The Ravens returner job is up for grabs.
After having Jacoby Jones handle the duties the last three years, Baltimore cut the Pro Bowler this offseason to help save salary cap space. Now the Ravens have vacancies at both kick and punt returner, and they are exhausting all options as a growing list of players fight for the job.
"I think we'll limit it to keeping the offensive linemen out of there," Special Teams Coordinator Jerry Rosburg joked Monday. "We're not going to let any of those guys go out there, but we are going to have a long line when it comes to that time."
The returner competition includes players from several positions, all at stages of their careers. Undrafted rookie receiver DeAndre Carter and 15-year veteran Steve Smith Sr. are both fielding punts in practice. Cornerbacks Asa Jackson and Lardarius Webb, and running back Fitzgerald Toussaint are also in the mix.
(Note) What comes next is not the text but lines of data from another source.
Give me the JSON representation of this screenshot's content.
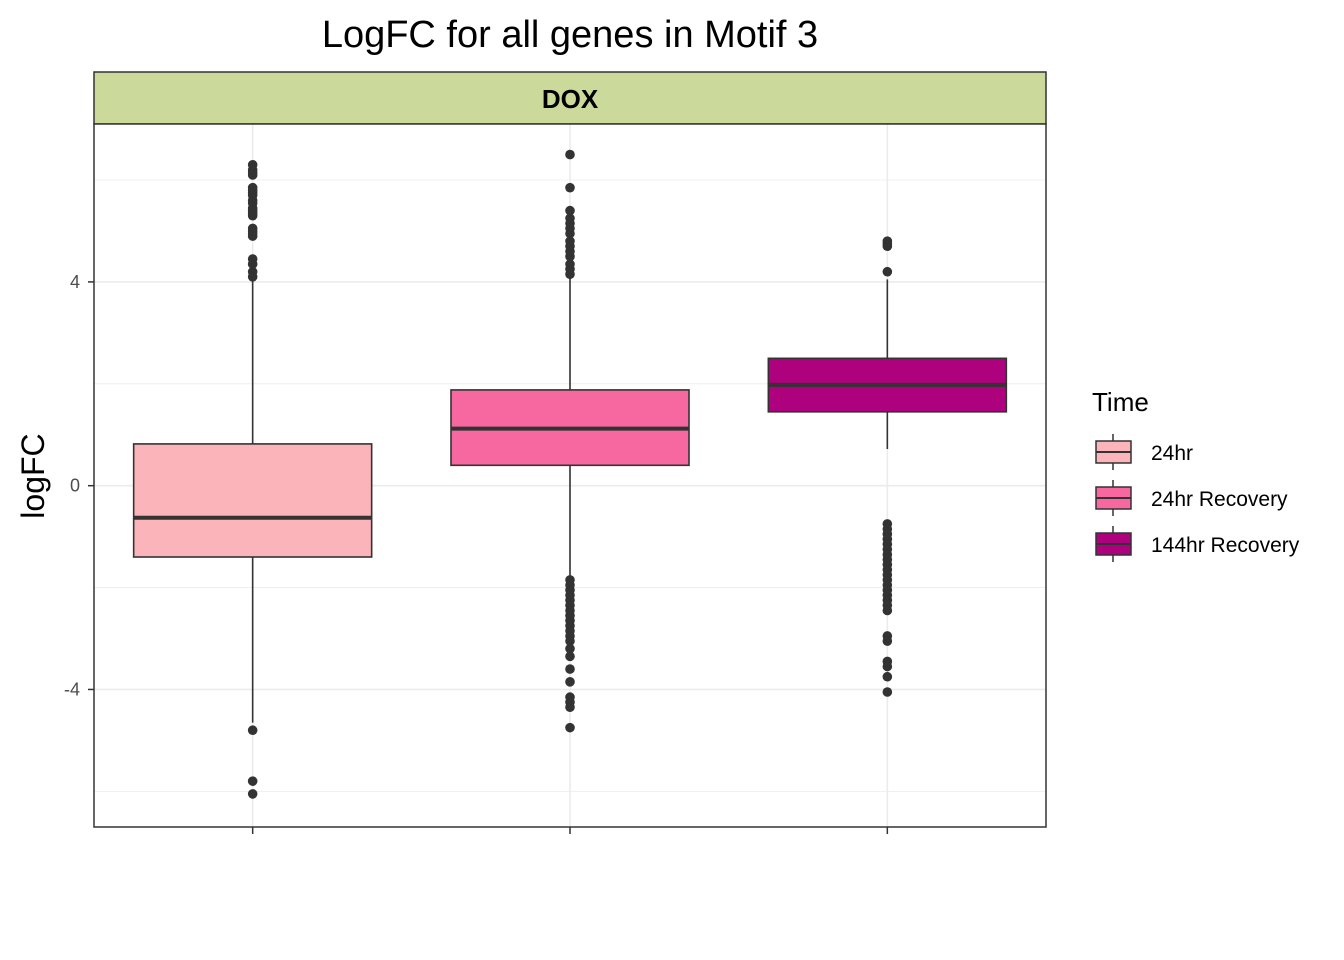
{
  "chart_data": {
    "type": "box",
    "title": "LogFC for all genes in Motif 3",
    "facet_label": "DOX",
    "xlabel": "",
    "ylabel": "logFC",
    "ylim": [
      -6.7,
      7.1
    ],
    "y_ticks": [
      -4,
      0,
      4
    ],
    "y_tick_labels": [
      "-4",
      "0",
      "4"
    ],
    "grid": true,
    "legend_title": "Time",
    "legend_position": "right",
    "series": [
      {
        "name": "24hr",
        "color": "#FBB4B9",
        "q1": -1.4,
        "median": -0.63,
        "q3": 0.82,
        "whisker_low": -4.65,
        "whisker_high": 4.2,
        "outliers": [
          4.1,
          4.2,
          4.35,
          4.45,
          4.9,
          4.95,
          5.0,
          5.05,
          5.3,
          5.35,
          5.4,
          5.45,
          5.55,
          5.6,
          5.7,
          5.75,
          5.8,
          5.85,
          6.1,
          6.15,
          6.2,
          6.3,
          -4.8,
          -5.8,
          -6.05
        ]
      },
      {
        "name": "24hr Recovery",
        "color": "#F768A1",
        "q1": 0.4,
        "median": 1.12,
        "q3": 1.88,
        "whisker_low": -1.8,
        "whisker_high": 4.1,
        "outliers": [
          4.15,
          4.25,
          4.35,
          4.5,
          4.6,
          4.7,
          4.8,
          4.95,
          5.05,
          5.15,
          5.25,
          5.4,
          5.85,
          6.5,
          -1.85,
          -1.95,
          -2.05,
          -2.15,
          -2.25,
          -2.35,
          -2.45,
          -2.55,
          -2.65,
          -2.75,
          -2.85,
          -2.95,
          -3.05,
          -3.2,
          -3.35,
          -3.6,
          -3.85,
          -4.15,
          -4.25,
          -4.35,
          -4.75
        ]
      },
      {
        "name": "144hr Recovery",
        "color": "#AE017E",
        "q1": 1.45,
        "median": 1.98,
        "q3": 2.5,
        "whisker_low": 0.72,
        "whisker_high": 4.05,
        "outliers": [
          4.2,
          4.7,
          4.75,
          4.8,
          -0.75,
          -0.85,
          -0.95,
          -1.05,
          -1.15,
          -1.25,
          -1.35,
          -1.45,
          -1.55,
          -1.65,
          -1.75,
          -1.85,
          -1.95,
          -2.05,
          -2.15,
          -2.25,
          -2.35,
          -2.45,
          -2.95,
          -3.05,
          -3.45,
          -3.55,
          -3.75,
          -4.05
        ]
      }
    ]
  }
}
"Everybody is getting reps, and we are doing that right now," Rosburg said. "We'll find out who does it best in those camp situations and go from there, and then divvy up the reps for the preseason games with the guys we think are doing the best in practice."
A challenge with rotating in veterans like Smith and Webb at returner is that they also have significant roles on both sides of the ball. Smith led the Ravens in receptions and yards last season, and they want to keep the 36-year-old receiver fresh down the stretch.
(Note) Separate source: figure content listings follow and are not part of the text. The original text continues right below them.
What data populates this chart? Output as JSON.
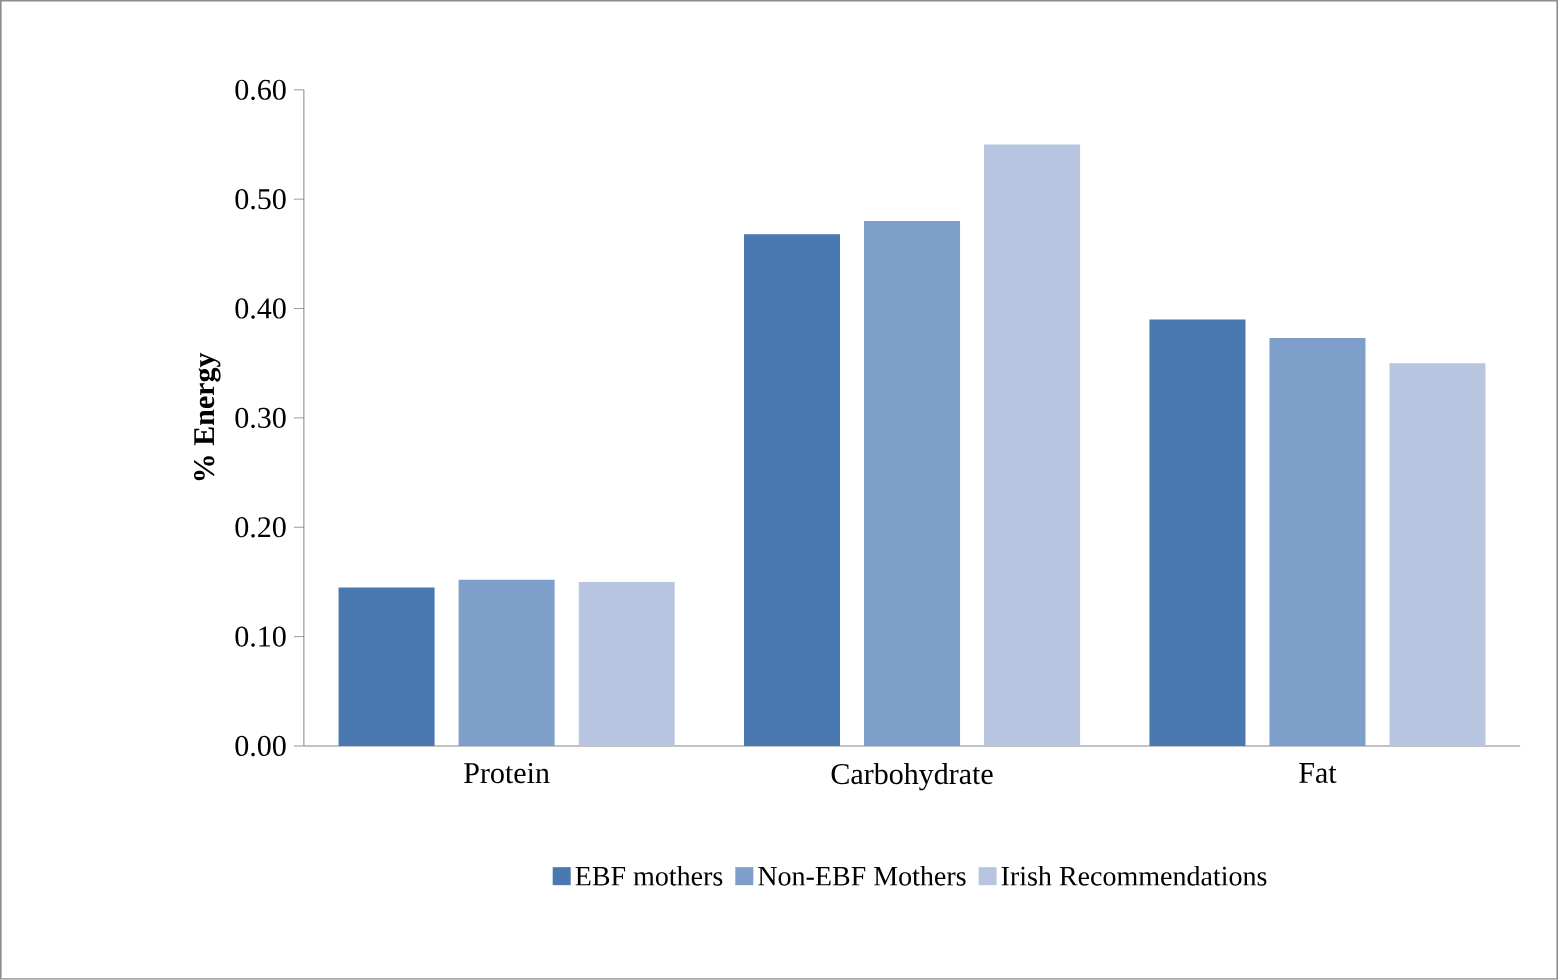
{
  "chart_data": {
    "type": "bar",
    "ylabel": "% Energy",
    "categories": [
      "Protein",
      "Carbohydrate",
      "Fat"
    ],
    "series": [
      {
        "name": "EBF mothers",
        "color": "#4a78b0",
        "values": [
          0.145,
          0.468,
          0.39
        ]
      },
      {
        "name": "Non-EBF Mothers",
        "color": "#7f9fcb",
        "values": [
          0.152,
          0.48,
          0.373
        ]
      },
      {
        "name": "Irish Recommendations",
        "color": "#b7c5e0",
        "values": [
          0.15,
          0.55,
          0.35
        ]
      }
    ],
    "ylim": [
      0,
      0.6
    ],
    "yticks": [
      {
        "value": 0,
        "label": "0.00"
      },
      {
        "value": 0.1,
        "label": "0.10"
      },
      {
        "value": 0.2,
        "label": "0.20"
      },
      {
        "value": 0.3,
        "label": "0.30"
      },
      {
        "value": 0.4,
        "label": "0.40"
      },
      {
        "value": 0.5,
        "label": "0.50"
      },
      {
        "value": 0.6,
        "label": "0.60"
      }
    ],
    "legend": "bottom",
    "grid": false
  }
}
Webb, a seven-year veteran, is starting cornerback and has been injury prone throughout his career.
Both players have displayed returning ability earlier in their careers, but making them the starting kick or punt returner is an additional injury risk and also physically draining within a game.
"It is a balance," Rosburg said. "They have both done it and both done it successfully. And when you are trying to win games, you'll do whatever it takes to win games. Having said that, when you have a starting corner and a starting wide receiver, you'd rather not have those guys do it on an every-down basis, because you've got to divvy up the work.
"We need a guy to come through for us so that doesn't happen. That's my view."
In an ideal scenario, the Ravens would have a young player establish himself as both the starting punt and kick returner. Jones thrived in that role during his time in Baltimore, and the Ravens would like to find someone to take on both jobs.
"You'd like to see a return specialist do both, and also contribute on offense or defense," Rosburg said.
Jackson could fit the mold for that role, as he's shown flashes of big-play ability in the return game during the preseason. He also isn't expected to have a starting cornerback job, but he will likely be a reserve in the defensive backfield.
Carter is also an intriguing option. The undrafted rookie from Sacramento State has impressed during Organized Team Activities, and he has return experience from college. Winning the returner job could be his avenue onto the 53-man roster at a crowded receiver field.
Rosburg didn't tip his hand at all in terms of who currently has an edge in the competition, and the position battle will likely extend until late in the summer.
"We will make a decision based on how they do in preseason," Rosburg said. "There's nothing like game reps – handling a crowd, handling a game situation is really important. So, we'll make the decision based on who is best in preseason."